Manual Post-editing of Automatically Transcribed Speeches from the Icelandic Parliament - Althingi
This work addresses improving transcription efficiency for parliamentary proceedings, but it is incremental as it focuses on optimizing an existing system.
The study evaluated an automatic transcription system for Icelandic parliamentary speeches, finding that a 12.6% word edit distance matches manual transcription performance and perfect transcriptions would have a real-time factor of 2.56.
The design objectives for an automatic transcription system are to produce text readable by humans and to minimize the impact on manual post-editing. This study reports on a recognition system used for transcribing speeches in the Icelandic parliament - Althingi.

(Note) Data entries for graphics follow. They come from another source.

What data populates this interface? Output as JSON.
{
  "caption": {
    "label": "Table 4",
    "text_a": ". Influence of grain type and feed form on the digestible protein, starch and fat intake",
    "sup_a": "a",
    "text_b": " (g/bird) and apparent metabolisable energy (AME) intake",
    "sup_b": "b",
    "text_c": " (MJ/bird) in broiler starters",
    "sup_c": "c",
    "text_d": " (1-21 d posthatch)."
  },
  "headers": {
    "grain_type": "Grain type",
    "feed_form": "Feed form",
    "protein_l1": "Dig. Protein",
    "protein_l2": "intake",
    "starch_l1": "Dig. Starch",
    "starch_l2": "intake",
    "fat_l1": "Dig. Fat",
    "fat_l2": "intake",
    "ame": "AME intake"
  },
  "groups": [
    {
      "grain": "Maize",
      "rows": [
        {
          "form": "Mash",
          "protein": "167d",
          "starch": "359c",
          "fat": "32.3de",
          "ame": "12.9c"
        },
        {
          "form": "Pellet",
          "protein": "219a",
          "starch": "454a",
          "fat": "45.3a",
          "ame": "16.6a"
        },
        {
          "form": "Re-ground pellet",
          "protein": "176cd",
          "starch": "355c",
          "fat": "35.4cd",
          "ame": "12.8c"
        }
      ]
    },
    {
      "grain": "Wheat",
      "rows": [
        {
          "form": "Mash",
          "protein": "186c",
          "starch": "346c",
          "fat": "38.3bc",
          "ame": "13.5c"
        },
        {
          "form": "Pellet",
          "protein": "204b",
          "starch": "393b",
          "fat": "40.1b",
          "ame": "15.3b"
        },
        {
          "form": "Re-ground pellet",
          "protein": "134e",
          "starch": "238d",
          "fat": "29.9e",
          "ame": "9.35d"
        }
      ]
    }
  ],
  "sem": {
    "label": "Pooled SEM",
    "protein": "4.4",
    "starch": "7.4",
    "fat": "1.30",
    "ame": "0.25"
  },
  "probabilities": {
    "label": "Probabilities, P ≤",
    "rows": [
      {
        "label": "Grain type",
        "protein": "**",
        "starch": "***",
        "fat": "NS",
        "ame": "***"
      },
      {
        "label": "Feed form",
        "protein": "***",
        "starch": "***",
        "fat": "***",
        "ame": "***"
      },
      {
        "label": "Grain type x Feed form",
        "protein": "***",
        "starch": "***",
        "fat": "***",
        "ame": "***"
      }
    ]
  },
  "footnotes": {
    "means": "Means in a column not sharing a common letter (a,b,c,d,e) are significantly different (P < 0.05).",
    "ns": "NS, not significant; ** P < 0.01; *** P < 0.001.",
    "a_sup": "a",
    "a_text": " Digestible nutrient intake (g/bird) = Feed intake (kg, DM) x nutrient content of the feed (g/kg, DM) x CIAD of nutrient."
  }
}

It evaluates the system performance and its effect on manual post-editing. The results are compared against the original manual transcription process. 239 total speeches, consisting of 11 hours and 33 minutes, were processed, both manually and automatically, and the editing process was analysed. The dependence of word edit distance on edit time and the editing real-time factor has been estimated and compared to user evaluations of the transcription system. The main findings show that the word edit distance is positively correlated with edit time and a system achieving a 12.6% edit distance would match the performance of manual transcribers. Producing perfect transcriptions would result in a real-time factor of 2.56. The study also shows that 99% of low error rate speeches received a medium or good grade in subjective evaluations. On the contrary, 21% of high error rate speeches received a bad grade.